Chile enfrenta una paradoja inquietante: mientras la ciudadanía exige más probidad y transparencia, los escándalos de corrupción se multiplican, desde redes de activistas que se confabulan para extraer recursos fiscales hasta fraudes con licencias médicas de funcionarios viajeros o ludópatas. Aunque la degradación moral no reconoce fronteras ideológicas, en los últimos años se ha intensificado por la complacencia de un gobierno que relativiza los casos que lo involucran. No se trata de episodios aislados, sino de un patrón persistente que socava la confianza y alimenta una espiral de cinismo y desapego democrático.
Ante esta realidad, es urgente cimentar una cultura de integridad que ponga el acento en la responsabilidad individual, la coherencia entre medios y fines, y la primacía del bien común. ¿Por qué tanta premura? Porque restaurar la legitimidad institucional es esencial, pues sin ella la democracia deviene en un ritual hierático y vacío al que la población va retirando progresivamente su apoyo, hasta que ya es demasiado tarde para revertir la desafección.

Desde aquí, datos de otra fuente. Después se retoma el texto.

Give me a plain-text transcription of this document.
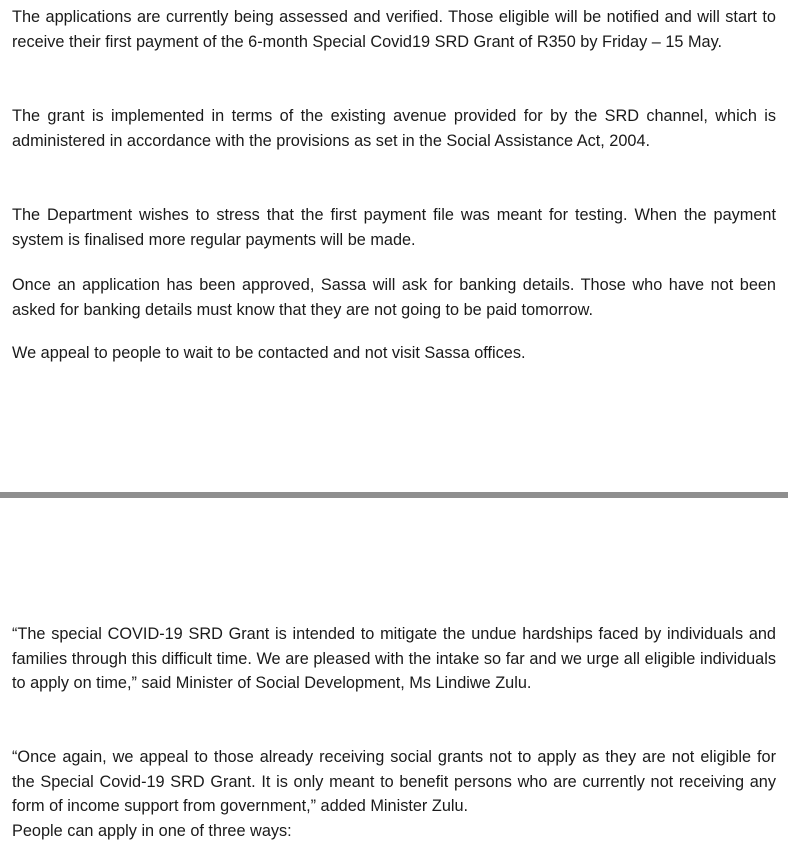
The applications are currently being assessed and verified. Those eligible will be notified and will start to receive their first payment of the 6-month Special Covid19 SRD Grant of R350 by Friday – 15 May.

The grant is implemented in terms of the existing avenue provided for by the SRD channel, which is administered in accordance with the provisions as set in the Social Assistance Act, 2004.

The Department wishes to stress that the first payment file was meant for testing. When the payment system is finalised more regular payments will be made.

Once an application has been approved, Sassa will ask for banking details. Those who have not been asked for banking details must know that they are not going to be paid tomorrow.

We appeal to people to wait to be contacted and not visit Sassa offices.

“The special COVID-19 SRD Grant is intended to mitigate the undue hardships faced by individuals and families through this difficult time. We are pleased with the intake so far and we urge all eligible individuals to apply on time,” said Minister of Social Development, Ms Lindiwe Zulu.

“Once again, we appeal to those already receiving social grants not to apply as they are not eligible for the Special Covid-19 SRD Grant. It is only meant to benefit persons who are currently not receiving any form of income support from government,” added Minister Zulu.

People can apply in one of three ways:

Esta transformación requiere señales inequívocas del poder político. La condena a la corrupción no puede ser ambigua, selectiva ni tardía. Exige una voluntad política sostenida y reformas que cierren espacios a la opacidad, a los conflictos de intereses y al abuso de poder. La contingencia nacional sugiere avanzar en la trazabilidad de gastos reservados y fondos discrecionales, en monitoreos preventivos y fiscalización inteligente, y en la inhabilitación efectiva de autoridades venales.
La OCDE, por su parte, ha advertido que necesitamos implementar normas más estrictas para el lobby y el financiamiento de la política; un registro público y confiable de beneficiarios finales, que evite el uso de sociedades pantalla para contratar con el Estado; y establecer períodos de enfriamiento más rigurosos para las autoridades y funcionarios que transitan hacia empresas reguladas o vinculadas, y viceversa. Son reglas estándar en las democracias consolidadas y, al no adoptarlas plenamente, nuestro país se va rezagando.
En estos días, Chile Transparente —en conjunto con un grupo transversal de centros de estudio— ha dado un paso relevante al invitar a los candidatos presidenciales a suscribir un compromiso en esta dirección.
Ahora bien, la probidad pública no es solo tarea del Estado, también demanda disposición y coherencia de los particulares. Las empresas —a veces cómplices de malas prácticas— deben reconocer que su prestigio no solo depende de resultados financieros, sino también de su aporte a una convivencia regida por principios. A su turno, los medios de comunicación y organizaciones de la sociedad civil cumplen un papel irremplazable en exponer abusos y exigir su corrección. Y usando datos abiertos e inteligencia artificial, bien pueden convertirse en un contrapeso eficaz ante la desidia estatal.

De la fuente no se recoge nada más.